Harris, 49, of Charlotte, her friend Darlene McGee, 46, of Charlotte, and Harris' granddaughter Jahnice Beard, 6, of Brooklyn, N.Y., were killed in the fiery wreck. Harris' daughter, Jahnia King, 9, was seriously injured.

Defense attorneys had argued that the search warrant used to seize Kania's phone was flawed because it allowed state troopers to search only Kania's hospital room at UNC Hospitals and they actually retrieved it from his father in Asheboro.

Troopers said they wanted to the phone because they thought it might include text messages between Kania and his friends about drinking in the hours leading up to the crash.

Toxicology tests show that he had a blood-alcohol content of 0.17, which is more than twice the level at which a driver is considered impaired under North Carolina law. Because Kania was 20 at the time, however, any alcohol in his system would have been illegal because he was underage.

The defense also wants Kania's blood tests excluded as evidence, arguing the blood was drawn improperly and any analysis of it is therefore unreliable.

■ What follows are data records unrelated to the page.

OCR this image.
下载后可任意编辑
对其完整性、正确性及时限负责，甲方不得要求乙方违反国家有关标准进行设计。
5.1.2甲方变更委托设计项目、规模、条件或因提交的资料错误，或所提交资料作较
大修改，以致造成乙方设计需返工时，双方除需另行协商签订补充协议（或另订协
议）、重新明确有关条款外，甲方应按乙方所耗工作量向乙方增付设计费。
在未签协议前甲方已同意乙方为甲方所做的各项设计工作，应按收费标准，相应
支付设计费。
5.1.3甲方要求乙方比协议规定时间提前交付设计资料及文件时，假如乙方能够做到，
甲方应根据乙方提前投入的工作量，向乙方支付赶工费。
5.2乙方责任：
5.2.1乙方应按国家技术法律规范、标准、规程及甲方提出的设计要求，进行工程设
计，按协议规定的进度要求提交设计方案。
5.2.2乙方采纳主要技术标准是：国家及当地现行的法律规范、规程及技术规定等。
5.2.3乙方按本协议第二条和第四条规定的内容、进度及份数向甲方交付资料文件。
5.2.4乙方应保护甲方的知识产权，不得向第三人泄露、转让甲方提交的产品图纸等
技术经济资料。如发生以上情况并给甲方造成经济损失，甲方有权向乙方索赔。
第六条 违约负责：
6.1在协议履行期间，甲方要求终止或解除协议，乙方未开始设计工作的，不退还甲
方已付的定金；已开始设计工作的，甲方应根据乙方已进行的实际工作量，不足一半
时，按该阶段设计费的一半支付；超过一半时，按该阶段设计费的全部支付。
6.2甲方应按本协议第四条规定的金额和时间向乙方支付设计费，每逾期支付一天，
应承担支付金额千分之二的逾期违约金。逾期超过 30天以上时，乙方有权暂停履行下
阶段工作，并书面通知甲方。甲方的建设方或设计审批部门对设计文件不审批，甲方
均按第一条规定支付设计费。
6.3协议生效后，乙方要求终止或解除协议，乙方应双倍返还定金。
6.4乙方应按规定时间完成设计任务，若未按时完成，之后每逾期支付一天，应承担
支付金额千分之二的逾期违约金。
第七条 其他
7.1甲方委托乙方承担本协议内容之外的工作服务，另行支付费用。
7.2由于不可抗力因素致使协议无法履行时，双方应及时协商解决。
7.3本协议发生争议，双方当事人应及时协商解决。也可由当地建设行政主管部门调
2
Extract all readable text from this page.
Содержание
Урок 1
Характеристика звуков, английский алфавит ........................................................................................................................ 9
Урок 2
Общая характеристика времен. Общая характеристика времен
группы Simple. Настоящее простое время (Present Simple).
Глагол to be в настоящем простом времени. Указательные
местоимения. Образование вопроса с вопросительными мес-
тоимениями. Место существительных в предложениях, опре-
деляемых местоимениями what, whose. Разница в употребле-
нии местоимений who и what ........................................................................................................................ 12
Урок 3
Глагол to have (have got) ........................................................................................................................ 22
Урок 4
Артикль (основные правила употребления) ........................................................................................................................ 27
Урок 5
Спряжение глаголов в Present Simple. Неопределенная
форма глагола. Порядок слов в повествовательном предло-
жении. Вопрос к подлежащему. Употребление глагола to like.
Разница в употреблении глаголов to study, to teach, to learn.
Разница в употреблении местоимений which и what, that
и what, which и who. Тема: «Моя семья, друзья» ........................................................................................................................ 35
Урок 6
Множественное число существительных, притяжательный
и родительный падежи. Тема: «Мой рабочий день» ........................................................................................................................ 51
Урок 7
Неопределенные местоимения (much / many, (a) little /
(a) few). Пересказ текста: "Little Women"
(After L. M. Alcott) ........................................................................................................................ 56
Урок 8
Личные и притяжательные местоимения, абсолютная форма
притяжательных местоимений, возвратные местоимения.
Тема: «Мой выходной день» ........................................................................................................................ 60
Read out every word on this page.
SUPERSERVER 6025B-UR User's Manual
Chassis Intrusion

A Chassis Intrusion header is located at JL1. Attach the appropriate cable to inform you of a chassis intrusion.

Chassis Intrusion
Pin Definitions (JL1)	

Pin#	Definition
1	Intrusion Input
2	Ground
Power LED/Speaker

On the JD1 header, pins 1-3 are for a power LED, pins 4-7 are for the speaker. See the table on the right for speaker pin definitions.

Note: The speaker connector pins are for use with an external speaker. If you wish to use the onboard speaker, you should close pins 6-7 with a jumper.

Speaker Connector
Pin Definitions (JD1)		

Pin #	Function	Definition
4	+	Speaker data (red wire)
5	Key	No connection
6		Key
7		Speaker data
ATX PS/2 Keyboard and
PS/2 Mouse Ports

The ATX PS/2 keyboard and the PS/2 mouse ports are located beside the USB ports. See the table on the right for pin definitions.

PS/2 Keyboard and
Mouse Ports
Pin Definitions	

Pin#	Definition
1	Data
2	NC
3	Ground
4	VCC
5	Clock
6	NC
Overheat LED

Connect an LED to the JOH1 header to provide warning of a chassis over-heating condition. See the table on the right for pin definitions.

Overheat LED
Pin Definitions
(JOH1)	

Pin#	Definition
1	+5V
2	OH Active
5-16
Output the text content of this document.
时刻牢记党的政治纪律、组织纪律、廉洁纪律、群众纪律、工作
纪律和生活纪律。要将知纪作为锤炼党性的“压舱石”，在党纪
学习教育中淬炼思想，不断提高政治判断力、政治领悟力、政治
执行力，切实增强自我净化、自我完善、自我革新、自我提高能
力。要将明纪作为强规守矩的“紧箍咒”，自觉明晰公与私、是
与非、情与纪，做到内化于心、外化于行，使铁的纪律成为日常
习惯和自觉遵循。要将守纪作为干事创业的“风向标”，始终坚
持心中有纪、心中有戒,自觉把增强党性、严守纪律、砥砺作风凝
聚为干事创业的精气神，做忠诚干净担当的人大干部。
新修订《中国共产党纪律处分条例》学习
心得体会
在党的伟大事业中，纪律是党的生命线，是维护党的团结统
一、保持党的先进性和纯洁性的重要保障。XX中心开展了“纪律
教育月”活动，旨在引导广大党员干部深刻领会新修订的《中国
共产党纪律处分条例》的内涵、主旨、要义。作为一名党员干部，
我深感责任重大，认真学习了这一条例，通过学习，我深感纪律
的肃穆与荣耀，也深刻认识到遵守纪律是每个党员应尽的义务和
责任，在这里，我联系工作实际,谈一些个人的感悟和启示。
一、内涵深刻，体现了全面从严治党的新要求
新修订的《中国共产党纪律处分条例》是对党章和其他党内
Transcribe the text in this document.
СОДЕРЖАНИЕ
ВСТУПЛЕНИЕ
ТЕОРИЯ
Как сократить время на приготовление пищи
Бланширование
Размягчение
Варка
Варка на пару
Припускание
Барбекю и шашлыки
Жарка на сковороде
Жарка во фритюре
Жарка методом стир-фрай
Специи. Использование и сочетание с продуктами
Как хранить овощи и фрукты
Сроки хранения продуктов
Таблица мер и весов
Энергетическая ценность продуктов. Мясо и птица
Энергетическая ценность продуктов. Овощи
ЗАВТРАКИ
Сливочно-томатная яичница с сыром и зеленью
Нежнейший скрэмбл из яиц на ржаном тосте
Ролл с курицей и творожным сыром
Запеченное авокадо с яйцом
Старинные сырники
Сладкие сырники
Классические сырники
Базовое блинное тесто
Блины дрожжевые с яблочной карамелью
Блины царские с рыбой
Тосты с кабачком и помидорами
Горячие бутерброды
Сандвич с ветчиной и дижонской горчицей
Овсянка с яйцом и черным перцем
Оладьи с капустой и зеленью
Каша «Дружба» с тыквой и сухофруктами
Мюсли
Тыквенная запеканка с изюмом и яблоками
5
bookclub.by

Kania is under house arrest awaiting trial on three counts each of second-degree murder and felony death by motor vehicle and one count each of felony serious injury by motor vehicle, driving while impaired, driving left of center, obtaining alcohol by a minor and underage consumption of alcohol as a minor. A grand jury also indicted him on an aggravating factor linked to a fight he had with friends who tried to stop him from driving after drinking that night.

The trial is scheduled to begin Oct. 3.